Contained in this repository are:
- (1) All datasets used to build the graph.
- (2) All Ontotext Refine projects and editing histories to reproduce the final datasets.
- (3) All SQL exports to create a database from the datasets.
- (4) All R2RML mappings to create an RDF graph from the database.
- (5) The finished knowledge graph can be found under'./graph/output.zip'.
For a more detailed description of the workflow, please refer to the publication "Semantic technologies for interdisciplinary research: A case study on improving data synthesis and integration in the biodiversity domain" at BTW2025.

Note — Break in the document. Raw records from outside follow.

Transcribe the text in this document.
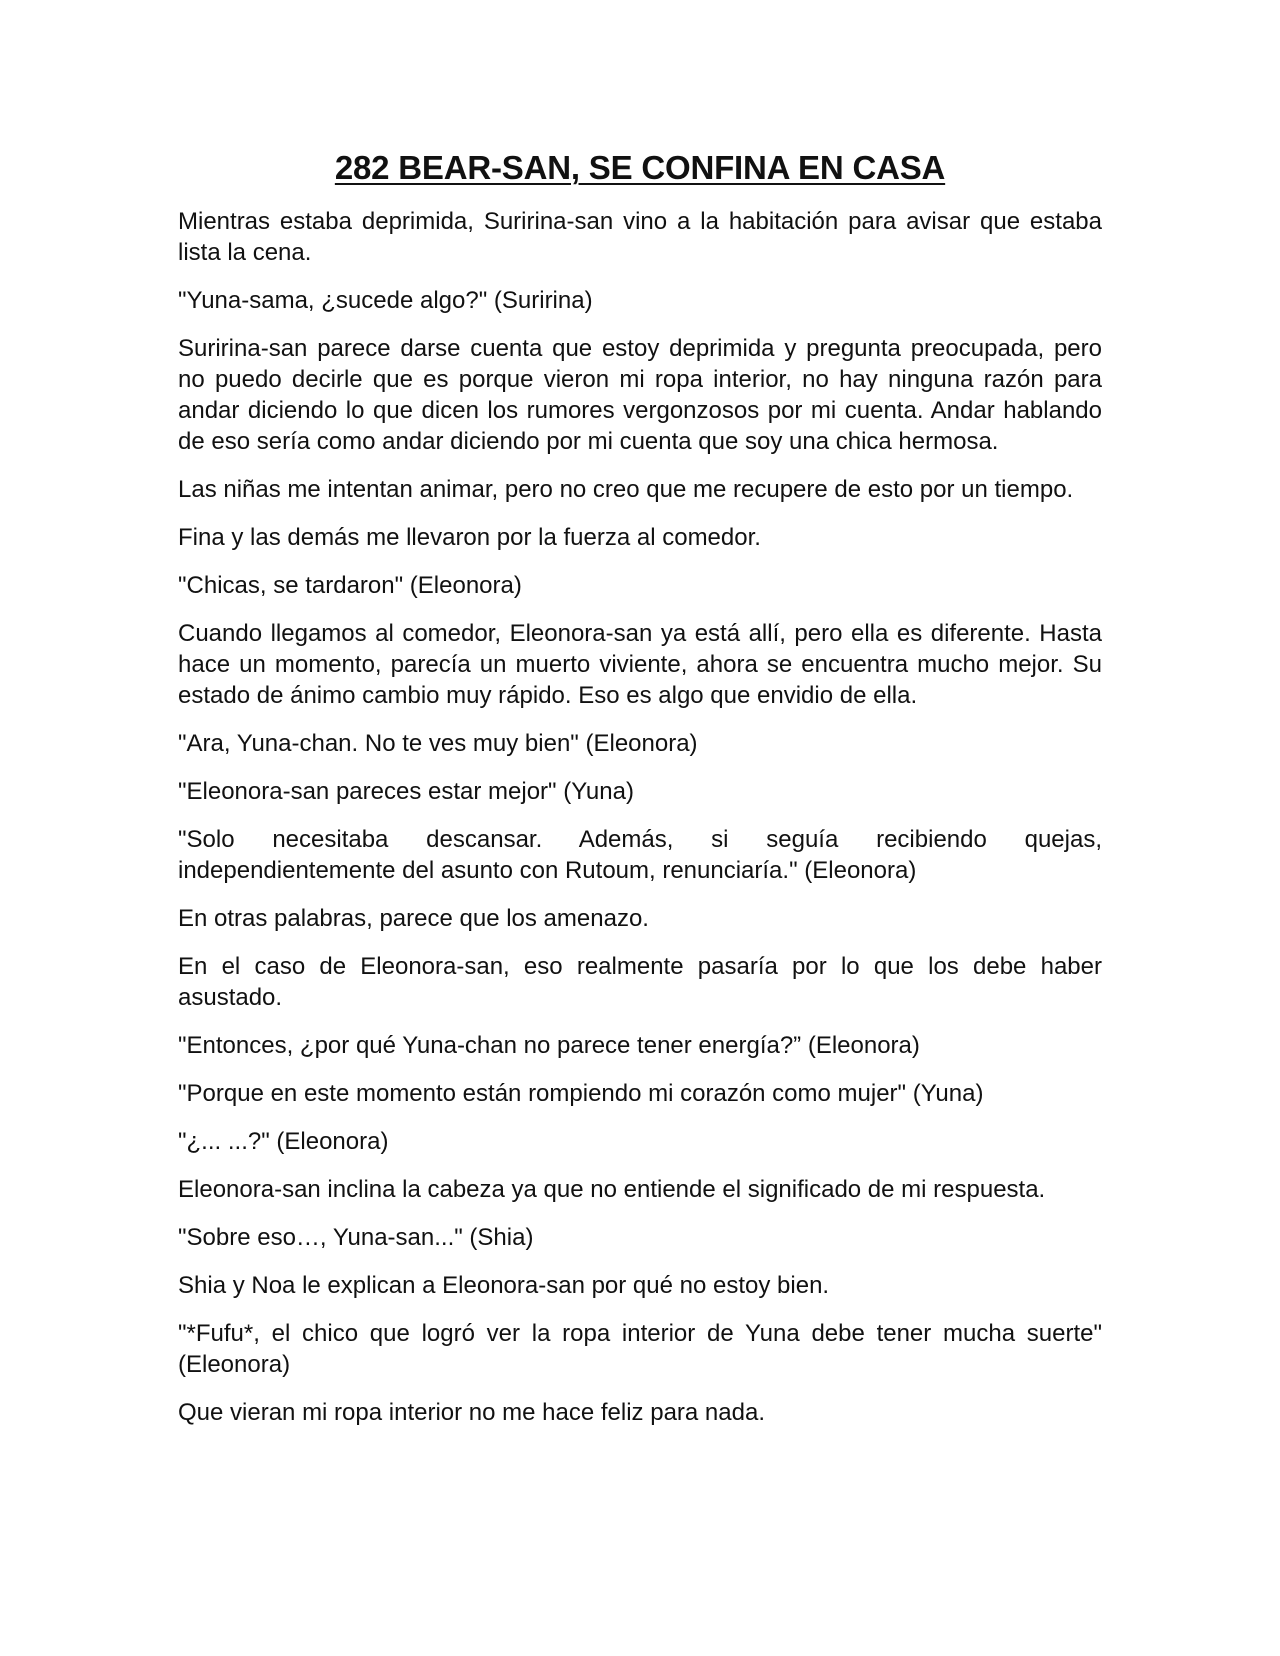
282 BEAR-SAN, SE CONFINA EN CASA

Mientras estaba deprimida, Suririna-san vino a la habitación para avisar que estaba lista la cena.

"Yuna-sama, ¿sucede algo?" (Suririna)

Suririna-san parece darse cuenta que estoy deprimida y pregunta preocupada, pero no puedo decirle que es porque vieron mi ropa interior, no hay ninguna razón para andar diciendo lo que dicen los rumores vergonzosos por mi cuenta. Andar hablando de eso sería como andar diciendo por mi cuenta que soy una chica hermosa.

Las niñas me intentan animar, pero no creo que me recupere de esto por un tiempo.

Fina y las demás me llevaron por la fuerza al comedor.

"Chicas, se tardaron" (Eleonora)

Cuando llegamos al comedor, Eleonora-san ya está allí, pero ella es diferente. Hasta hace un momento, parecía un muerto viviente, ahora se encuentra mucho mejor. Su estado de ánimo cambio muy rápido. Eso es algo que envidio de ella.

"Ara, Yuna-chan. No te ves muy bien" (Eleonora)

"Eleonora-san pareces estar mejor" (Yuna)

"Solo necesitaba descansar. Además, si seguía recibiendo quejas, independientemente del asunto con Rutoum, renunciaría." (Eleonora)

En otras palabras, parece que los amenazo.

En el caso de Eleonora-san, eso realmente pasaría por lo que los debe haber asustado.

"Entonces, ¿por qué Yuna-chan no parece tener energía?” (Eleonora)

"Porque en este momento están rompiendo mi corazón como mujer" (Yuna)

"¿... ...?" (Eleonora)

Eleonora-san inclina la cabeza ya que no entiende el significado de mi respuesta.

"Sobre eso…, Yuna-san..." (Shia)

Shia y Noa le explican a Eleonora-san por qué no estoy bien.

"*Fufu*, el chico que logró ver la ropa interior de Yuna debe tener mucha suerte" (Eleonora)

Que vieran mi ropa interior no me hace feliz para nada.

The final knowledge graph is uploaded at './graph/output.zip'. There you can find a .ttl file that can be uploaded to a triplestore of your choice.
Visitors of this repository can reproduce and use the contained data and mappings in a variety of ways. The simplest way of arriving at a finished RDF graph is by loading the SQL exports into a database and consequently executing the R2RML mappings on that database. This results in a .ttl file that can be uploaded to a triplestore of your choice.
The SQL statements are exported from Ontotext Refine projects containing the datasets uploaded to this repository. We publish the finished datasets and provide the project files that take the raw data to their processed state, such that all operations on the data can be viewed. We also publish the operation histories exported from the project files.
The data shared in this repository contains 100K entries from TRY, the plant trait database, and the first 100K entries from the naturgucker.de dataset hosted on GBIF (https://doi.org/10.15468/dl.e6ry9b).
In an update, we include a further subset of the naturgucker.de dataset, that contains plant occurrences in Germany from 01.01.2024-07.02.2025 (https://doi.org/10.15468/dl.x5cexq).
We enrich these datasets with additional information from Wikidata, the GBIF API, the IUCN API, and the OpenElevationAPI.
All sources are licensed under CC BY 4.0